For thousands of years, hair braiding has been an enduring craft — and nowhere did it shine more than at the New Jersey Natural Hair and Beauty Expo earlier this year.
In August, two professional hair braiders at the show put their skills to the test when they faced off in a highly satisfying battle to see who could come up with the best-looking braids. (Watch the video above to get an inside look at the contest.)
Experts believe hair braiding dates back to approximately 3500 BCE, based on the discovery of a rock painting in North Africa that showed a woman with cornrows breastfeeding her child.
Considered the earliest form of braids, cornrows served two purposes: they spoke to societal customs and were a fashion statement, a 2018 explainer from Essence notes. A specific style, for instance, could denote what clan someone was from, how old she was or whether she was married.
Over the course of the next several millennia, hair braiding also took on a rebellious undertone. Speaking to Essence, Lori L. Tharps, an associate professor at Temple University, revealed that African slaves in the U.S. would use braids to secretly communicate with one another. The number of plaits on one person's head, for example, could indicate where a slave needed to go in order to escape bondage.
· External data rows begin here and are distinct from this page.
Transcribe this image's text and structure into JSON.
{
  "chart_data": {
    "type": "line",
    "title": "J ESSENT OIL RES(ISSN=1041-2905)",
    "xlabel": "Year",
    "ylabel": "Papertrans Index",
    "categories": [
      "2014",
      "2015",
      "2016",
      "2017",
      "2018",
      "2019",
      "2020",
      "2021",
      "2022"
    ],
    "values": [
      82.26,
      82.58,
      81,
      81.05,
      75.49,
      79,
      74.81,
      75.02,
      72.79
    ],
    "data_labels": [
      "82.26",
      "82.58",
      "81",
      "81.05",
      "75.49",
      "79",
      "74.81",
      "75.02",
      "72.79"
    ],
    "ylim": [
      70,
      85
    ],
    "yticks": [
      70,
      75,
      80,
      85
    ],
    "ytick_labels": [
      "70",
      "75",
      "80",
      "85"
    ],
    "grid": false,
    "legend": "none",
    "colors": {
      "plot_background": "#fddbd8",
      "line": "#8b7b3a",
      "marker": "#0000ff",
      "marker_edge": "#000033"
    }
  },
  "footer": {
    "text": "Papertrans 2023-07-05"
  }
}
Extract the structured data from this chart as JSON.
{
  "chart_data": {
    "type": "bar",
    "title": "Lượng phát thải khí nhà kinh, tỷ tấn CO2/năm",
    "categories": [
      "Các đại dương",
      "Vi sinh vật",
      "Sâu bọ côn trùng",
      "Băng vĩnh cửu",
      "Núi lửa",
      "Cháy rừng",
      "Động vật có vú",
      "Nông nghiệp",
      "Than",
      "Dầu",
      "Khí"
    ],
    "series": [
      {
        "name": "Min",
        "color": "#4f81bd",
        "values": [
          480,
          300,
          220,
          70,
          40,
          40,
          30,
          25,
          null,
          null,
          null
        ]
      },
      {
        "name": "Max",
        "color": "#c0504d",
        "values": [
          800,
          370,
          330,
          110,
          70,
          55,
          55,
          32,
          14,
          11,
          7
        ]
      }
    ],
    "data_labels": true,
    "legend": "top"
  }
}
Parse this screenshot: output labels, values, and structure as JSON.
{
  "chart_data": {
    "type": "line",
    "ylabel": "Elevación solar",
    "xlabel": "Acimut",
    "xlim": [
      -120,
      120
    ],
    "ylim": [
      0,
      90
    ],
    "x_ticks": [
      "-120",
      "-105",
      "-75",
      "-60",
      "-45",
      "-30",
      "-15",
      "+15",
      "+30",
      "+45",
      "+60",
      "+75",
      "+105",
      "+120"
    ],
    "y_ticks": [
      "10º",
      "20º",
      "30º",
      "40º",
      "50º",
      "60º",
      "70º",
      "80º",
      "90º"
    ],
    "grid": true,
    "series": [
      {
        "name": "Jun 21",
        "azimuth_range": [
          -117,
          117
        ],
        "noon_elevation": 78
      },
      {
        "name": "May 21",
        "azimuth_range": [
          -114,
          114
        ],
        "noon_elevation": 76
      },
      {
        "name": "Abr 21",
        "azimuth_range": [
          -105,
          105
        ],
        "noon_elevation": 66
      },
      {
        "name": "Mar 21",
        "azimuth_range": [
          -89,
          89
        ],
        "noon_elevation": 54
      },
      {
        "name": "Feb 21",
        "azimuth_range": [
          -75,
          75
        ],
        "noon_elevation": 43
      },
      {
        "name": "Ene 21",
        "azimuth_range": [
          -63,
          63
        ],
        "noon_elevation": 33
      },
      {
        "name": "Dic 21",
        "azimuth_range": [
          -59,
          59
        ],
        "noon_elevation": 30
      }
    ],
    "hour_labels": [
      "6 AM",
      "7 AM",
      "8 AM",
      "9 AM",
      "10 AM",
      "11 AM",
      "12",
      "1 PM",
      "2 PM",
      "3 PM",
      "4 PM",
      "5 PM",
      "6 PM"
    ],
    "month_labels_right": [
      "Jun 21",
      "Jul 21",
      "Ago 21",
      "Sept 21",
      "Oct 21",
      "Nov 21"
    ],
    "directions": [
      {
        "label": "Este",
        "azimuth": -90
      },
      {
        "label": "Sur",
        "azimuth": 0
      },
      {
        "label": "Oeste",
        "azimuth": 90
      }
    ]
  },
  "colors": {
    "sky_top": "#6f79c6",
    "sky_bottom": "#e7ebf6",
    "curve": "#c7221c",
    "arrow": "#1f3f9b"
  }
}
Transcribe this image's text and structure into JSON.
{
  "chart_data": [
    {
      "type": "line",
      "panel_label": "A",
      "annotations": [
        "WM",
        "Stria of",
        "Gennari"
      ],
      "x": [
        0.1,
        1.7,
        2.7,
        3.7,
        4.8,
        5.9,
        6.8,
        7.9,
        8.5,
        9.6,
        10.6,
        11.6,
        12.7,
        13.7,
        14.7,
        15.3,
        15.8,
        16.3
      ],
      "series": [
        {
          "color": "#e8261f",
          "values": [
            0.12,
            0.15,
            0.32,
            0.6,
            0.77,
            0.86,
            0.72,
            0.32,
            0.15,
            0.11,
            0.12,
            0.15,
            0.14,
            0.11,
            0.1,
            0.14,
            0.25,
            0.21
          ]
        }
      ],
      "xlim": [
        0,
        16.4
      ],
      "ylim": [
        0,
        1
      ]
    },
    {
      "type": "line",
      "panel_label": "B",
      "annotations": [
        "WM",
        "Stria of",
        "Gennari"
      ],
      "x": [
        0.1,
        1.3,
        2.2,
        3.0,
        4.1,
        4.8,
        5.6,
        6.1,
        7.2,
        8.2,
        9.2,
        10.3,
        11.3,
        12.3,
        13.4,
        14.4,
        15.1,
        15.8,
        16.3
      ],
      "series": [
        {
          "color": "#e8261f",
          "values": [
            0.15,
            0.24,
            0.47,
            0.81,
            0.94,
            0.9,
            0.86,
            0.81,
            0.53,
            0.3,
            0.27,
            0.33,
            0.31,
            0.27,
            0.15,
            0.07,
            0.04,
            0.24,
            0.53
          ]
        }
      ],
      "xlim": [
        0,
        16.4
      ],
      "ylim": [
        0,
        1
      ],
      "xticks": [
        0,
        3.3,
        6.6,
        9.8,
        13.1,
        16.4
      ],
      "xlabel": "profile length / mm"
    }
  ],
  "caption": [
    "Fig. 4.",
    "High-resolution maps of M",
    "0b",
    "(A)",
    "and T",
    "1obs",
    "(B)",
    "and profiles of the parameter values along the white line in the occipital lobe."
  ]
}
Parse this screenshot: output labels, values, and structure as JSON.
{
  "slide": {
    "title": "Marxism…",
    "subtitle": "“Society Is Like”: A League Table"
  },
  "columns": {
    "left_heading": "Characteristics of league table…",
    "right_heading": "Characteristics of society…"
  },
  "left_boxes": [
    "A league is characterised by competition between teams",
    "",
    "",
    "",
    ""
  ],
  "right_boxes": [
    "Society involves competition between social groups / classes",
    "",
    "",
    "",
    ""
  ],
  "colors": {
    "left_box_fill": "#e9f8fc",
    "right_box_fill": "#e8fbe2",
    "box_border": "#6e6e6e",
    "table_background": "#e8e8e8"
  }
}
In the decades following slavery, braids went from being looked down upon to becoming a powerful rejection of the "Eurocentric framework of beauty," according to Essence. "Black Americans were developing a deep desire to honor our African roots, and our styles du jour reflected that," then-Essence beauty editor Siraad Dirshe wrote.
For many in the black community, braids have come to embody self-love — despite being repeatedly culturally appropriated.